We haven’t seen our cousin for months, so the video call on Friday made us very happy.
You could also say:
- …, por eso la videollamada del viernes nos hizo muy felices.
Differences:
- así que is very common in spoken, informal Spanish and feels very natural in narratives.
- por eso is also common and perhaps a bit more explicitly causal (“for that reason”), and slightly more neutral.
In everyday Peninsular Spanish, both work well here.
Yes, that’s possible:
- Hemos pasado meses sin ver a nuestra prima.
It means essentially the same: We’ve spent months without seeing our cousin.
Nuances:
- Llevamos meses sin ver…
Very idiomatic, slightly more compact and common for this duration idea. - Hemos pasado meses sin ver…
Also correct, but it highlights the experience of “spending” that time a bit more.
Both are fine in Spain; llevar + time is extremely common in this kind of sentence.

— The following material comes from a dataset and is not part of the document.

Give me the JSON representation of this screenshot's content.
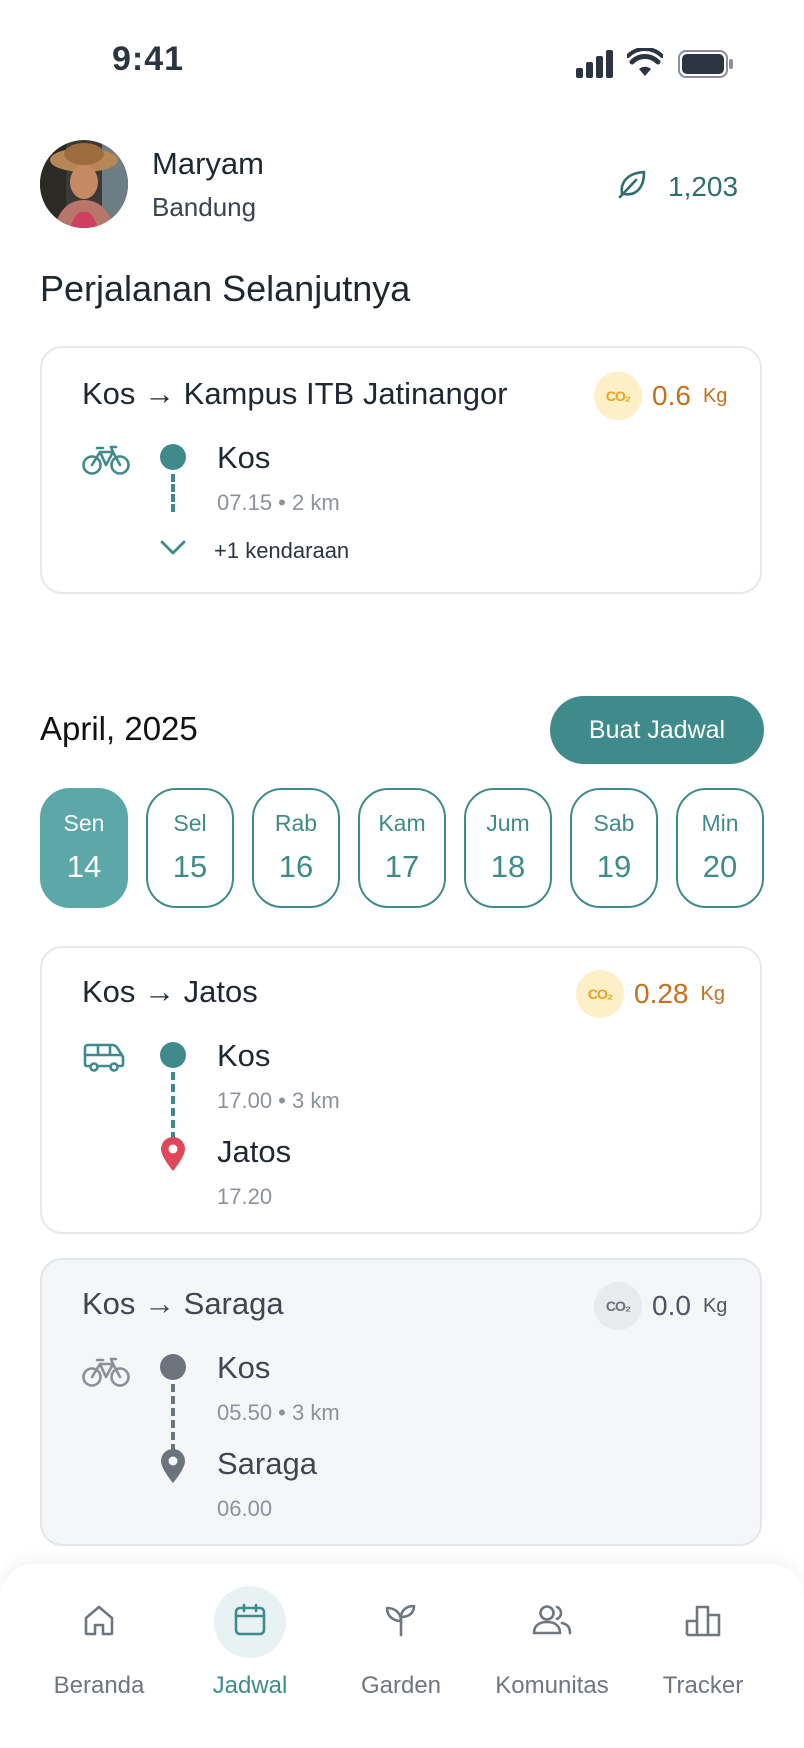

You can use llevar + time expression + gerund / sin + infinitive in other tenses to place the duration in different points in time:
Present:
Llevamos meses sin ver a nuestra prima.
→ We’ve been months without seeing her (up to now).Imperfect (past background):
Llevábamos meses sin ver a nuestra prima.
→ At that time, we had been months without seeing her.Future:
Llevaremos meses sin ver a nuestra prima cuando vuelva.
→ We will have spent months without seeing her by the time she comes back.
The pattern stays the same; only the tense of llevar changes to match the time frame.